The combination of rising import bills and slow export growth has led to a worsening of India's current account deficit (CAD). The latter has jumped from 0.6% of GDP in 2015-16 to close to 2% in 2017-18. And media reports peg CAD jumping to $22-31 billion in the current fiscal. That is again bad news for the rupee because a high deficit means the country has to sell rupees and buy dollars to pay its bills, which further reduces its value.

The widening trade deficit against the backdrop of growing global uncertainty is expected to keep exerting pressure on the rupee in the near term.  

The Turkish crisis

It was the free falling Lira, the Turkish currency, that accelerated the rupee's depreciation earlier this week. The currency has lost more than 40% against the dollar this year on account of the country's deteriorating ties with the United States and concerns over President Tayyip Erdogan's increasing influence over the overheated economy.

"The plunge in the lira, which began in May, now looks certain to push the Turkish economy into recession, and it may well trigger a banking crisis," Andrew Kenningham, chief global economist at Capital Economics, told Reuters.

Given how interconnected the global financial system is, the fears of spillover impact in other emerging markets - at least in the short term - have sent investors scrambling for safe haven currencies like the dollar and hammered emerging market currencies, the rupee included, in the bargain.

Global trade tensions = stronger dollar

US President Donald Trump's trade policies have also beefed up the dollar in recent times. The greenback climbed to a 13-month high against a basket of six major currencies on Monday.

The Trump administration's move to impose import tariffs against China, Europe, Mexico, Canada and now Turkey is expected to stoke US inflation, which could accelerate the pace of Fed rate hikes and, in the bargain, strengthen the dollar further. The U.S. Federal Reserve is expected to raise interest rates twice more this year.

A strong dollar is bad news for India because it makes imports more expensive. And that's something the country can ill afford right now. Besides, the escalating US-China trade war continues to roil forex market sentiments.

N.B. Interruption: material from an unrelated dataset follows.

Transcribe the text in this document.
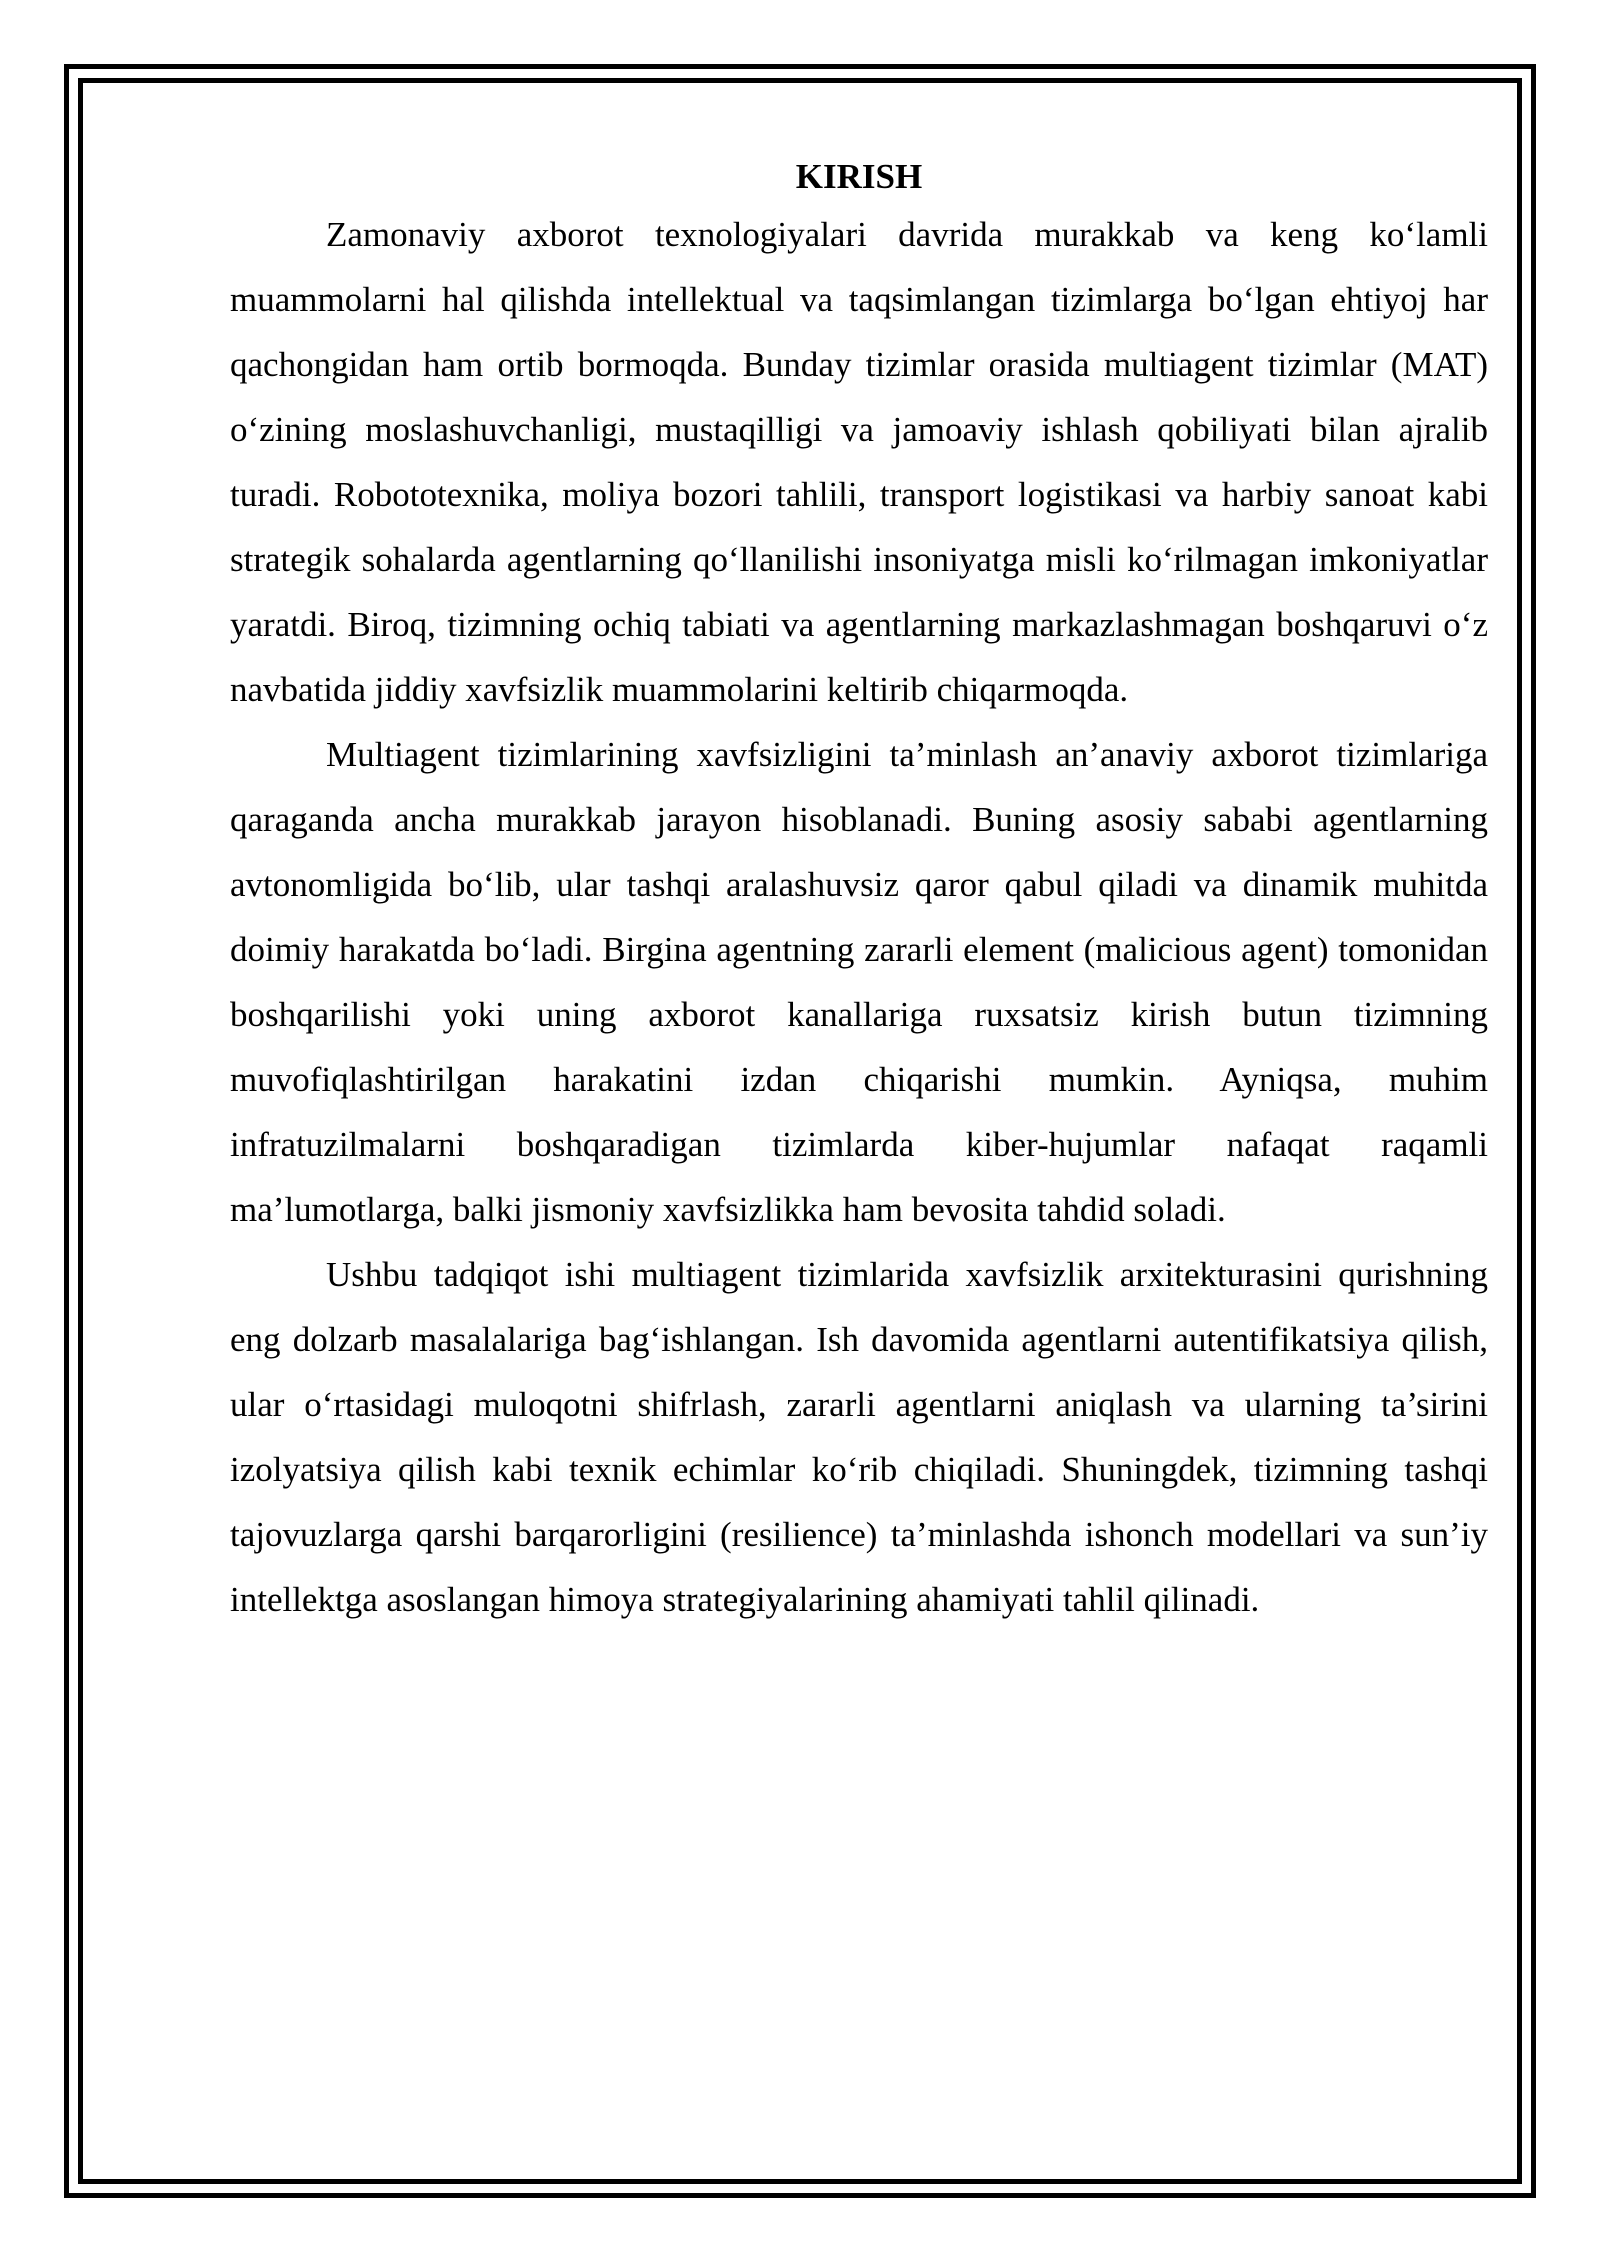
KIRISH

Zamonaviy axborot texnologiyalari davrida murakkab va keng ko‘lamli muammolarni hal qilishda intellektual va taqsimlangan tizimlarga bo‘lgan ehtiyoj har qachongidan ham ortib bormoqda. Bunday tizimlar orasida multiagent tizimlar (MAT) o‘zining moslashuvchanligi, mustaqilligi va jamoaviy ishlash qobiliyati bilan ajralib turadi. Robototexnika, moliya bozori tahlili, transport logistikasi va harbiy sanoat kabi strategik sohalarda agentlarning qo‘llanilishi insoniyatga misli ko‘rilmagan imkoniyatlar yaratdi. Biroq, tizimning ochiq tabiati va agentlarning markazlashmagan boshqaruvi o‘z navbatida jiddiy xavfsizlik muammolarini keltirib chiqarmoqda.

Multiagent tizimlarining xavfsizligini ta’minlash an’anaviy axborot tizimlariga qaraganda ancha murakkab jarayon hisoblanadi. Buning asosiy sababi agentlarning avtonomligida bo‘lib, ular tashqi aralashuvsiz qaror qabul qiladi va dinamik muhitda doimiy harakatda bo‘ladi. Birgina agentning zararli element (malicious agent) tomonidan boshqarilishi yoki uning axborot kanallariga ruxsatsiz kirish butun tizimning muvofiqlashtirilgan harakatini izdan chiqarishi mumkin. Ayniqsa, muhim infratuzilmalarni boshqaradigan tizimlarda kiber-hujumlar nafaqat raqamli ma’lumotlarga, balki jismoniy xavfsizlikka ham bevosita tahdid soladi.

Ushbu tadqiqot ishi multiagent tizimlarida xavfsizlik arxitekturasini qurishning eng dolzarb masalalariga bag‘ishlangan. Ish davomida agentlarni autentifikatsiya qilish, ular o‘rtasidagi muloqotni shifrlash, zararli agentlarni aniqlash va ularning ta’sirini izolyatsiya qilish kabi texnik echimlar ko‘rib chiqiladi. Shuningdek, tizimning tashqi tajovuzlarga qarshi barqarorligini (resilience) ta’minlashda ishonch modellari va sun’iy intellektga asoslangan himoya strategiyalarining ahamiyati tahlil qilinadi.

Yo-Yoing foreign capital flows

Stakeholders are now keeping a close watch on the volatility in the equity market as any FII outflow could only widen the CAD. Though FII reversed a three-month trend to turn net buyers of Indian equities in July, on a year-on-year basis they remain net sellers. The Turkish crisis may change things at home. Provisional data reportedly shows that in the first 14 days of this month, FIIs sold stocks worth over Rs 1,100 crore.

Higher interest rates in the US could accelerate the sell-off in the months to come. It does not help that the general elections are coming up next year - a time when most foreign investors go into fence-sitting mode.